The Envelope Please
There will be cocktails at the Carter residence after all. As expected, Kid Carter and Eddie Murray were elected to the Hall of Fame this afternoon: Carter was on 78% of the ballots, Murray topped that with 85.3%.
This is how the best of the rest faired:
Bruce Sutter 53.6%
Jim Rice 52.2%
Andre Dawson 50.0%
Ryne Sandburg 49.2%
Lee Smith 42.3%
Rich Gossage 42.1%
Bert Blyleven 29.2%
I was a little bit suprised at Ryno’s poor showing. So was Rob Neyer in his on-line chat today:
“I figured [Sanburg] he might get in, but if he didn’t he’d certainly come close.
But he didn’t come close at all. Which is something of a shock if you were a fan in the 1980s, because then everybody thought Sandberg was a lock. I think that Sandberg, like Lou Whitaker and Alan Trammell suffers from comparison to the bloated hitting stats of the last decade…
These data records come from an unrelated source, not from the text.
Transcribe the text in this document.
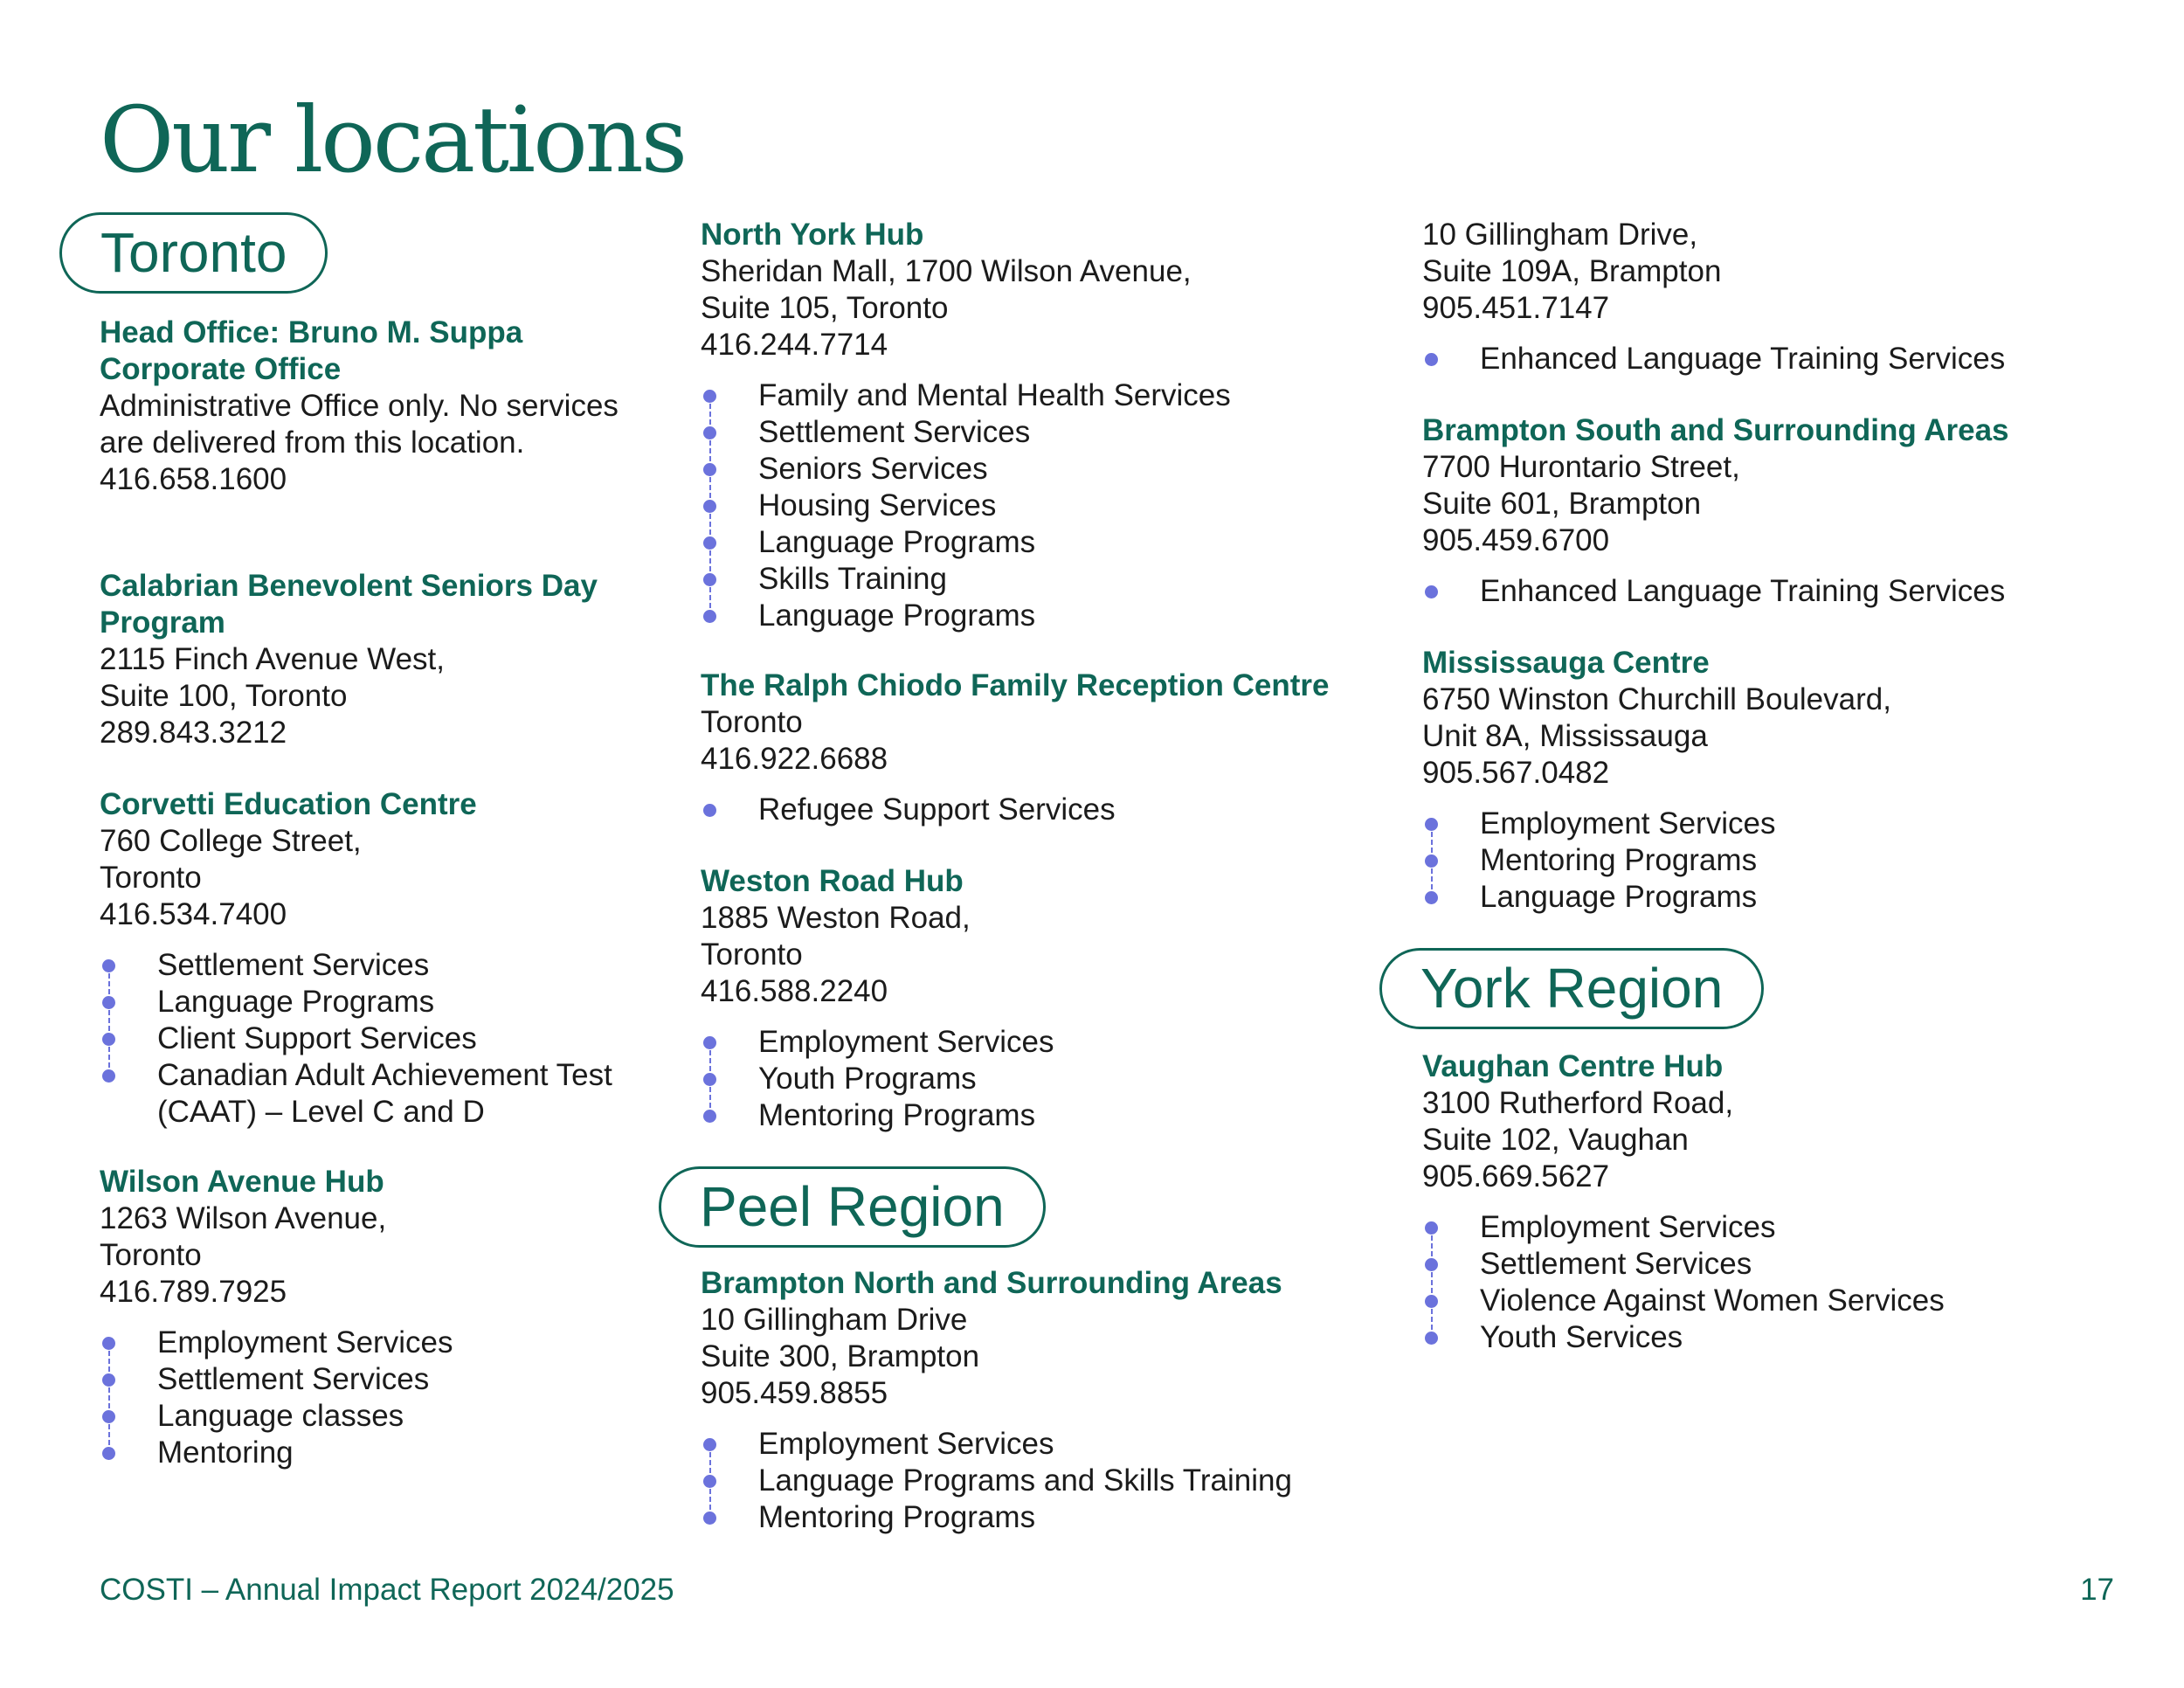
Our locations
Toronto
Head Office: Bruno M. Suppa Corporate Office
Administrative Office only. No services are delivered from this location.
416.658.1600
Calabrian Benevolent Seniors Day Program
2115 Finch Avenue West,
Suite 100, Toronto
289.843.3212
Corvetti Education Centre
760 College Street,
Toronto
416.534.7400
Settlement Services
Language Programs
Client Support Services
Canadian Adult Achievement Test (CAAT) – Level C and D
Wilson Avenue Hub
1263 Wilson Avenue,
Toronto
416.789.7925
Employment Services
Settlement Services
Language classes
Mentoring
North York Hub
Sheridan Mall, 1700 Wilson Avenue,
Suite 105, Toronto
416.244.7714
Family and Mental Health Services
Settlement Services
Seniors Services
Housing Services
Language Programs
Skills Training
Language Programs
The Ralph Chiodo Family Reception Centre
Toronto
416.922.6688
Refugee Support Services
Weston Road Hub
1885 Weston Road,
Toronto
416.588.2240
Employment Services
Youth Programs
Mentoring Programs
Peel Region
Brampton North and Surrounding Areas
10 Gillingham Drive
Suite 300, Brampton
905.459.8855
Employment Services
Language Programs and Skills Training
Mentoring Programs
10 Gillingham Drive,
Suite 109A, Brampton
905.451.7147
Enhanced Language Training Services
Brampton South and Surrounding Areas
7700 Hurontario Street,
Suite 601, Brampton
905.459.6700
Enhanced Language Training Services
Mississauga Centre
6750 Winston Churchill Boulevard,
Unit 8A, Mississauga
905.567.0482
Employment Services
Mentoring Programs
Language Programs
York Region
Vaughan Centre Hub
3100 Rutherford Road,
Suite 102, Vaughan
905.669.5627
Employment Services
Settlement Services
Violence Against Women Services
Youth Services
COSTI – Annual Impact Report 2024/2025	17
I’ve been doing this long enough that the actual arguments for the players don’t interest me as much as the bizarre arguments. Today alone, I’ve now had somebody tell me that Sandberg is the greatest second baseman ever, and somebody else tell me that if Sandberg had played for the Mariners, he’d already be completely forgotten.
The truth is somewhere between, of course. He is one of the ten or twelve greatest second basemen ever, and so I guess now he joins Ron Santo as a Cubs infielder who the BBWAA screwed.”
Neyer also commented on the voters’ ambiguity towards relief pitchers, Sutter, Goose, and Lee Smith:
“It’s funny, the “closer” has been around for approximately 25 years now, and yet we’re still trying to figure out if they’re really worth anything. Everybody says they’re hugely important, but the Hall of Fame voters apparently haven’t yet been convinced. To answer your question, though … I don’t believe Sutter was great for long enough, and I don’t believe Smith was great enough at all. I can understand the arguments for both of them, but to me Gossage is more deserving.”